Benahorite princess, daughter of King Tanausú. According to tradition, she actively participated in the defence of Aceró during the Castilian conquest.
Gazmira is a figure who lives on the boundary between history and legend. Daughter of the last Benahorite king of Aceró — Tanausú — she lived in the heart of the Caldera de Taburiente, the imposing volcanic crater that the people of La Palma regarded as their sacred land. The Benahorites, as the pre-Hispanic inhabitants of La Palma called themselves, were distributed across twelve cantons, with Aceró the most inaccessible of all.
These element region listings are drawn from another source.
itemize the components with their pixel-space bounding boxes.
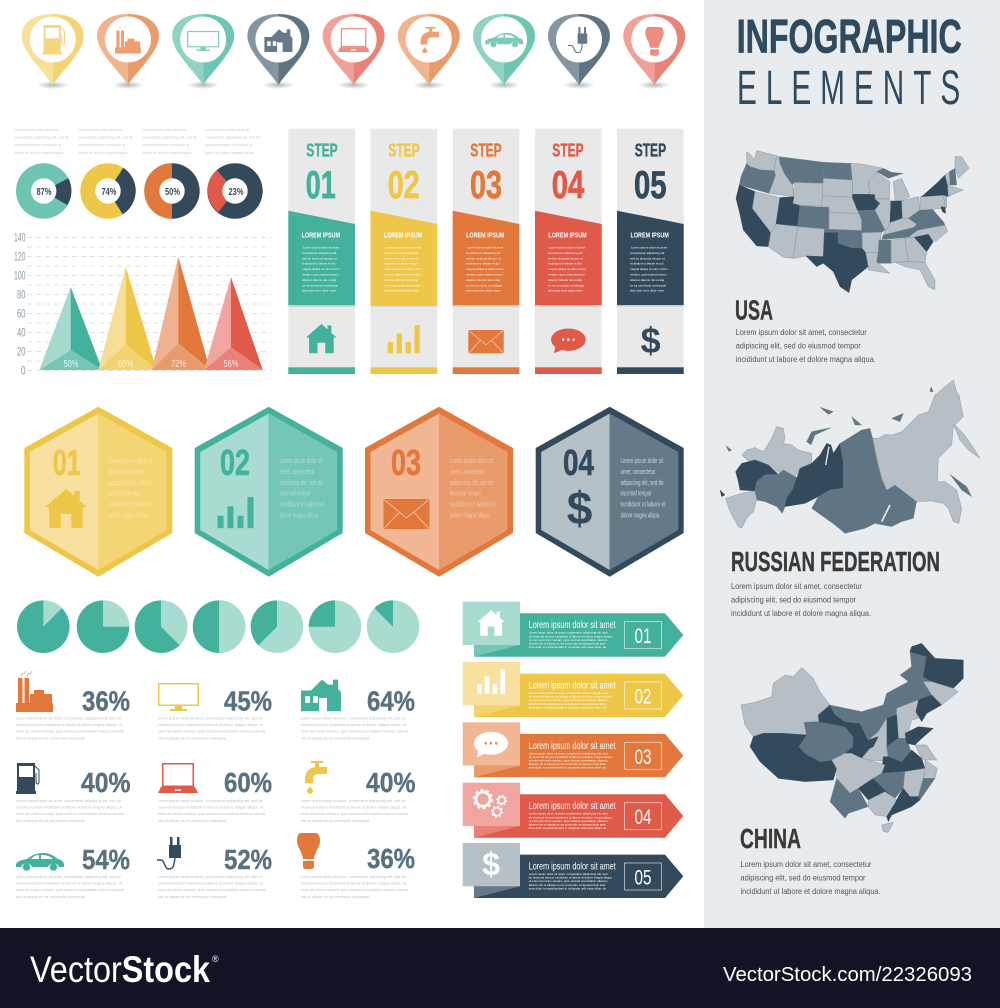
text: China: CHINA <box>740 823 801 854</box>
hexagon 04: adipiscing elit, sed do <box>620 478 664 487</box>
arrow banners <box>463 602 683 898</box>
stat: fuel pump 40%: enim ad minim veniam, quis nostrud exercitation ullamco laboris <box>16 812 124 816</box>
hexagon 03: Lorem ipsum dolor sit <box>450 456 494 465</box>
banner 04: laboris nisi ut aliquip ex ea commodo consequat duis aute <box>529 823 606 827</box>
step 05 card: consectetur adipiscing elit <box>630 251 665 255</box>
stat: house 64%: 64% <box>367 686 415 717</box>
stat: water tap 40%: 40% <box>366 767 416 798</box>
map: China <box>741 643 963 832</box>
hexagon 02: eiusmod tempor <box>280 488 311 498</box>
stat: laptop 60% <box>158 763 272 823</box>
captions above donuts: consectetur adipiscing elit, sed do <box>205 136 260 140</box>
text: China: Lorem ipsum dolor sit amet, consectetur <box>740 860 872 869</box>
stat: water tap 40%: eiusmod tempor incididunt ut labore et dolore magna aliqua. Ut <box>301 806 407 810</box>
banner 03: 03 <box>634 746 652 769</box>
banner 05: laboris nisi ut aliquip ex ea commodo consequat duis aute <box>529 883 606 887</box>
stat: house 64% <box>301 680 415 740</box>
captions above donuts: eiusmod tempor incididunt ut <box>142 143 189 147</box>
row of map pins <box>22 14 685 89</box>
text: Russian Federation: incididunt ut labore et dolore magna aliqua. <box>731 609 871 618</box>
step cards <box>288 129 684 374</box>
y axis labels: 20 <box>17 344 26 358</box>
step 01 card: duis aute irure dolor repre <box>302 289 337 293</box>
step 05 card: magna aliqua ut enim minim <box>630 267 668 271</box>
step 04 card: incididunt ut labore et dol <box>548 262 582 266</box>
stat: bulb 36%: eiusmod tempor incididunt ut labore et dolore magna aliqua. Ut <box>301 882 407 886</box>
triangle 56% <box>204 277 263 370</box>
banner 03: Lorem ipsum dolor sit amet <box>529 740 616 752</box>
text: USA: incididunt ut labore et dolore magna aliqua. <box>736 355 876 364</box>
step 03 card: ex ea commodo consequat <box>466 283 502 287</box>
captions above donuts: consectetur adipiscing elit, sed do <box>142 136 197 140</box>
stat: house 64%: enim ad minim veniam, quis nostrud exercitation ullamco laboris <box>301 730 408 734</box>
y axis labels: 40 <box>17 326 26 340</box>
stat: laptop 60%: nisi ut aliquip ex ea commodo consequat. <box>158 819 227 823</box>
text: Russian Federation <box>731 546 940 618</box>
hexagon 01: 01 <box>53 442 81 483</box>
stat: plug 52%: eiusmod tempor incididunt ut labore et dolore magna aliqua. Ut <box>158 882 264 886</box>
stat: television 45%: eiusmod tempor incididunt ut labore et dolore magna aliqua. Ut <box>158 723 264 727</box>
banner 01: irure dolor in reprehenderit in voluptate velit esse cillum do <box>529 645 607 649</box>
hexagon 01: incididunt ut labore et <box>109 500 155 508</box>
banner 02: Lorem ipsum dolor sit amet <box>529 680 616 692</box>
footer url: VectorStock.com/22326093 <box>723 964 972 986</box>
stat: house 64%: eiusmod tempor incididunt ut labore et dolore magna aliqua. Ut <box>301 723 407 727</box>
step 04 card: veniam, quis nostrud exerci <box>548 272 585 276</box>
step 03 card: incididunt ut labore et dol <box>466 262 500 266</box>
banner 02: laboris nisi ut aliquip ex ea commodo consequat duis aute <box>529 702 606 706</box>
step 05 card: veniam, quis nostrud exerci <box>630 272 667 276</box>
step 01 card: veniam, quis nostrud exerci <box>302 272 339 276</box>
pin: television <box>172 14 234 89</box>
stat: car 54%: eiusmod tempor incididunt ut labore et dolore magna aliqua. Ut <box>16 882 123 886</box>
icon: house <box>306 324 337 353</box>
icon: envelope <box>468 330 504 353</box>
step 03 card: STEP <box>470 140 502 160</box>
triangle 72%: 72% <box>171 359 186 370</box>
triangle 72% <box>152 257 210 370</box>
y axis labels <box>14 230 26 378</box>
stat: water tap 40% <box>301 761 416 823</box>
hexagon 01: eiusmod tempor <box>109 488 140 498</box>
step 01 card: ex ea commodo consequat <box>302 283 338 287</box>
hexagon 01: adipiscing elit, sed do <box>109 478 152 487</box>
hexagon 04: $ <box>567 482 592 534</box>
text: China: incididunt ut labore et dolore magna aliqua. <box>740 887 880 896</box>
stat: car 54%: nisi ut aliquip ex ea commodo consequat. <box>16 895 86 899</box>
hexagon 02: adipiscing elit, sed do <box>280 478 322 487</box>
stat: car 54% <box>16 844 130 899</box>
banner 01: Lorem ipsum dolor sit amet <box>529 619 616 631</box>
hexagon 04: incididunt ut labore et <box>620 500 666 508</box>
banner 03 <box>463 722 683 777</box>
hexagon 02: Lorem ipsum dolor sit <box>280 456 323 465</box>
step 05 card: ex ea commodo consequat <box>630 283 666 287</box>
step 03 card: LOREM IPSUM <box>466 231 504 240</box>
banner 03: Lorem ipsum dolor sit amet, consectetur adipiscing elit, sed <box>529 751 608 755</box>
banner 05: Lorem ipsum dolor sit amet, consectetur adipiscing elit, sed <box>529 872 608 876</box>
banner 05 <box>463 843 683 898</box>
stat: factory 36%: 36% <box>82 686 130 717</box>
step 05 card: sed do eiusmod tempor ut <box>630 256 665 260</box>
map: USA <box>736 151 969 293</box>
hexagon 04: Lorem ipsum dolor sit <box>620 456 664 465</box>
donut: 50%: 50% <box>165 187 180 198</box>
text: China <box>740 823 880 896</box>
hexagon panels <box>24 407 684 577</box>
stat: factory 36%: eiusmod tempor incididunt ut labore et dolore magna aliqua. Ut <box>16 723 123 727</box>
y axis labels: 80 <box>17 288 26 302</box>
hexagon 03 <box>365 407 513 577</box>
stat: bulb 36%: Lorem ipsum dolor sit amet, consectetur adipiscing elit, sed do <box>301 875 406 879</box>
step 04 card: Lorem ipsum dolor sit amet <box>549 246 585 250</box>
banner 01: laboris nisi ut aliquip ex ea commodo consequat duis aute <box>529 642 606 646</box>
hexagon 03: 03 <box>391 442 421 483</box>
step 03 card <box>453 129 519 374</box>
pin: car <box>473 14 535 89</box>
banner 03: irure dolor in reprehenderit in voluptate velit esse cillum do <box>529 766 607 770</box>
banner 05: ut enim ad minim veniam, quis nostrud exercitation ullamco <box>529 879 608 883</box>
banner 04: ut enim ad minim veniam, quis nostrud exercitation ullamco <box>529 819 608 823</box>
stat: house 64%: Lorem ipsum dolor sit amet, consectetur adipiscing elit, sed do <box>301 716 406 720</box>
y axis labels: 120 <box>14 250 26 264</box>
step 01 card <box>288 129 355 374</box>
step 02 card: ex ea commodo consequat <box>384 283 420 287</box>
donut: 87%: 87% <box>36 187 52 198</box>
captions above donuts: Lorem ipsum dolor sit amet, <box>142 128 188 132</box>
pin: house <box>247 14 309 89</box>
stat: plug 52%: Lorem ipsum dolor sit amet, consectetur adipiscing elit, sed do <box>158 875 263 879</box>
donut: 74% <box>80 163 136 219</box>
banner 05: do eiusmod tempor incididunt ut labore et dolore magna aliqua <box>529 876 612 880</box>
pin: factory <box>97 14 159 89</box>
step 03 card: sed do eiusmod tempor ut <box>466 256 501 260</box>
hexagon 03: adipiscing elit, sed do <box>450 478 493 487</box>
captions above donuts: labore et dolore magna aliqua. <box>14 151 64 155</box>
map: Russia <box>720 380 980 533</box>
step 04 card: 04 <box>552 164 585 207</box>
hexagon 04: amet, consectetur <box>620 467 656 476</box>
step 02 card <box>370 129 437 374</box>
hexagon 03: amet, consectetur <box>450 467 485 476</box>
step 04 card: ex ea commodo consequat <box>548 283 584 287</box>
stat: factory 36%: Lorem ipsum dolor sit amet, consectetur adipiscing elit, sed do <box>16 716 121 720</box>
banner 05: 05 <box>634 866 652 890</box>
stat: car 54%: Lorem ipsum dolor sit amet, consectetur adipiscing elit, sed do <box>16 875 121 879</box>
stat: plug 52%: enim ad minim veniam, quis nostrud exercitation ullamco laboris <box>158 888 265 892</box>
donut: 50% <box>144 163 200 219</box>
stat: car 54%: 54% <box>82 844 130 875</box>
banner 02: Lorem ipsum dolor sit amet, consectetur adipiscing elit, sed <box>529 691 608 695</box>
donut: 23%: 23% <box>228 187 244 198</box>
step 03 card: duis aute irure dolor repre <box>466 289 501 293</box>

According to the chronicles of the conquest and the oral tradition of La Palma, Gazmira stood beside her father during the final resistance. When Alonso Fernández de Lugo invaded La Palma in 1492, most cantons fell one by one. Only Aceró, protected by the sheer cliffs of the Caldera, held out. Legend has it that Gazmira fought alongside the men, and that she was one of the last faces of Benahorite freedom.
After Tanausú's capture by treachery and his death at sea, nothing is known of Gazmira's fate. She was most likely enslaved or absorbed into the new colonial order, as happened to most survivors. Her figure symbolises female resistance in an era when indigenous women rarely appear in the historical record.